California, with the world’s fifth biggest economy and its largest cannabis market, has instead started to consider local options.
In June, the California state Senate approved a measure that would allow cannabis-exclusive banks and credit unions to service the marijuana industry, allowing businesses to deposit their cash and write checks.
“Some people don’t like alcohol,” California State Treasurer John Chiang, a centrist Democrat, told The Daily Beast. “Some people don’t like tobacco. Some people don’t like guns. But if you’re going to mainstream a business, you ought to make sure that those businesses operate above board, and part of that is getting an understanding of their financial operations,” he said. “We want to pull the cannabis industry out of the shadow economy.”
Last fall, a working group that Chiang convened issued a report identifying a public, state-owned bank as one of the potential solutions to the marijuana industry’s cash problem. And Chiang said he is preparing to award a contract to examine the obstacles to creating one. State Attorney General Xavier Becerra is weighing the legal hurdles.
But some do not want to wait on Sacramento. In Los Angeles, David Jette, a veteran of the Occupy Wall Street movement and a member of the Democratic Socialists of America, is urging the city to found a public bank of its own, and he has an ally: Herb Wesson, president of the city council, is trying to do just that, and L.A. residents will be asked to vote on the legislation this November.

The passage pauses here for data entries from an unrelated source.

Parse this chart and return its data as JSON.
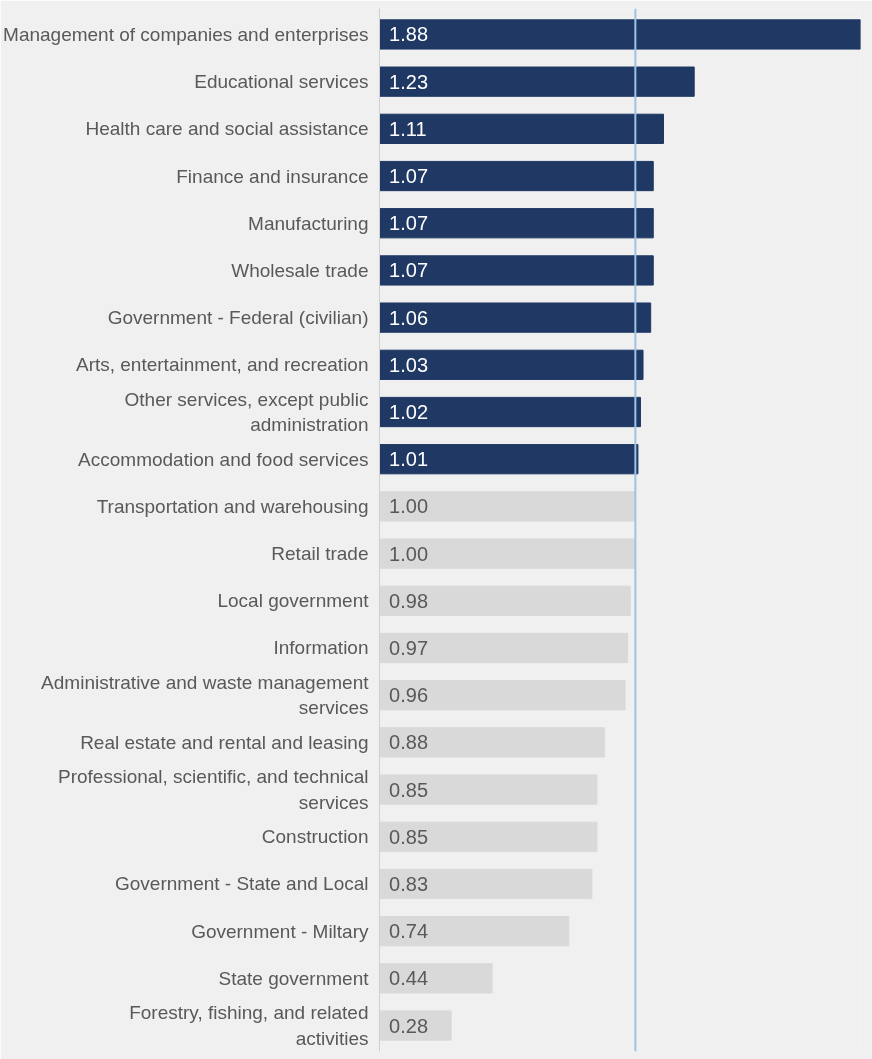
{
  "chart_data": {
    "type": "bar",
    "orientation": "horizontal",
    "grid": false,
    "value_labels": [
      "1.88",
      "1.23",
      "1.11",
      "1.07",
      "1.07",
      "1.07",
      "1.06",
      "1.03",
      "1.02",
      "1.01",
      "1.00",
      "1.00",
      "0.98",
      "0.97",
      "0.96",
      "0.88",
      "0.85",
      "0.85",
      "0.83",
      "0.74",
      "0.44",
      "0.28"
    ],
    "categories": [
      "Management of companies and enterprises",
      "Educational services",
      "Health care and social assistance",
      "Finance and insurance",
      "Manufacturing",
      "Wholesale trade",
      "Government - Federal (civilian)",
      "Arts, entertainment, and recreation",
      "Other services, except public administration",
      "Accommodation and food services",
      "Transportation and warehousing",
      "Retail trade",
      "Local government",
      "Information",
      "Administrative and waste management services",
      "Real estate and rental and leasing",
      "Professional, scientific, and technical services",
      "Construction",
      "Government - State and Local",
      "Government - Miltary",
      "State government",
      "Forestry, fishing, and related activities"
    ],
    "values": [
      1.88,
      1.23,
      1.11,
      1.07,
      1.07,
      1.07,
      1.06,
      1.03,
      1.02,
      1.01,
      1.0,
      1.0,
      0.98,
      0.97,
      0.96,
      0.88,
      0.85,
      0.85,
      0.83,
      0.74,
      0.44,
      0.28
    ],
    "colors": [
      "#1f3864",
      "#1f3864",
      "#1f3864",
      "#1f3864",
      "#1f3864",
      "#1f3864",
      "#1f3864",
      "#1f3864",
      "#1f3864",
      "#1f3864",
      "#d9d9d9",
      "#d9d9d9",
      "#d9d9d9",
      "#d9d9d9",
      "#d9d9d9",
      "#d9d9d9",
      "#d9d9d9",
      "#d9d9d9",
      "#d9d9d9",
      "#d9d9d9",
      "#d9d9d9",
      "#d9d9d9"
    ],
    "ref_lines": [
      {
        "axis": "x",
        "value": 1.0,
        "color": "#9dc3e6"
      }
    ]
  }
}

Residents are being asked to modify the city charter to allow for the existence of a city bank. It would be a watershed moment for public bank advocacy. It’s not the only place where the idea is being discussed, but officials in San Francisco, Seattle and Washington, DC, will be eager to see if the country’s second largest city can even clear the first hurdle: public opinion.
"If the public endorses it, that would be huge for us,” Ellen Brown, a founder and chair of the Public Banking Institute, told The Daily Beast. In 2014, Brown was the Green Party candidate for state treasurer, the creation of a public bank the center of her platform. The likely next governor, Democrat Gavin Newsom, has “long supported creation of state-supported banking solutions for licensed cannabis operators,” according to spokesperson Tammy Trinh, and on Twitter he called for a state bank that would also “build our infrastructure, construct new health care facilities, provide student loans, [and] build 3.5 million new housing units by 2025.”
Public banks come with risks. A federal government opposed to cannabis businesses might see a public bank as an easy target for a raid and subsequent confiscation of deposits. And before even getting to that point the state would probably need a master account at the Federal Reserve, which, at least, is subject to the approval of the San Francisco branch. (In Colorado, a credit union established to service that state’s legal marijuana industry was, after a legal fight, able to obtain conditional approval from the Federal Reserve Bank of Kansas City — but only if it agreed to service marijuana-adjacent businesses, such as accountants and landlords.)
Klein, of Brookings, said federal regulations that make it illegal to do business with state-licensed cannabis firms are counterproductive, even if they are not reliably enforced, would also apply to any bank owned by a state. These rules are “a giant mistake,” he said. “I just don’t see that a public bank solves the core problem.”